Demonstrations in support of legal abortions
She said the majority of them were poor women who used things like rods, sticks, perforations and some had very bad complications when they tried to terminate their pregnancies.
She had said her understanding of the TOP Bill in summary include:
a. the continued pregnancy will endanger the life of a pregnant woman;
b. the termination of pregnancy is necessary to prevent injury to the physical or mental health of a pregnant woman;
c. there is severe malformation of the foetus which will affect its viability or compatibility with life, or;
d. the pregnancy is a result of rape, incest or defilement
“In the Bill ground (d) can only be carried out at 16 weeks below while the rest (a,b,c) any gestational age as long as other conditions in the Bill are met,” Tomoka said. “Counselling shall be provided and consent obtained.
She indicated that counselling shall include:
(a) information on options of continuing or terminating the pregnancy,
(b) available methods for termination of pregnancy,
(c) possible short and long-term effects associated with each method of termination of pregnancy,
(d) emotional and psychological responses following termination of pregnancy, and information about family planning.
“Consent shall be obtained.

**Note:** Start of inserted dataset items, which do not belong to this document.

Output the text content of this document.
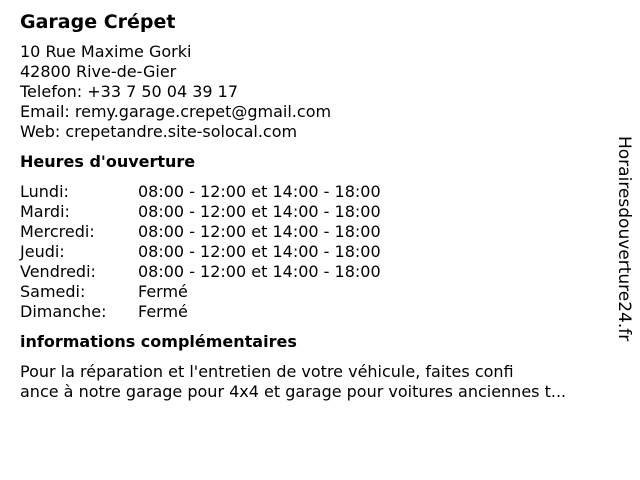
Garage Crépet
10 Rue Maxime Gorki
42800 Rive-de-Gier
Telefon: +33 7 50 04 39 17
Email: remy.garage.crepet@gmail.com
Web: crepetandre.site-solocal.com
Heures d'ouverture
Lundi:	08:00 - 12:00 et 14:00 - 18:00
Mardi:	08:00 - 12:00 et 14:00 - 18:00
Mercredi:	08:00 - 12:00 et 14:00 - 18:00
Jeudi:	08:00 - 12:00 et 14:00 - 18:00
Vendredi:	08:00 - 12:00 et 14:00 - 18:00
Samedi:	Fermé
Dimanche:	Fermé
informations complémentaires
Pour la réparation et l'entretien de votre véhicule, faites confi
ance à notre garage pour 4x4 et garage pour voitures anciennes t...
Horairesdouverture24.fr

In case of the child if consent by parents is being unreasonably withheld, a practitioner may decide to go ahead with termination.
“Medical personnel will not be forced to perform terminations if their conscious does not allow except in emergency or saving the life of the mother,” she quoted the Bill.
Furthermore, a woman can lodge a complaint if she feels she is being denied access to termination as provided for under the Act and that complaints handling committee to be set up at every facility.

Appeal from Sandra Sharon Kamanga
“Then there is the offences section which deals with unauthorized termination, false declaration of rape, incest or defilement, obstructing a person from accessing TOP and general offenses.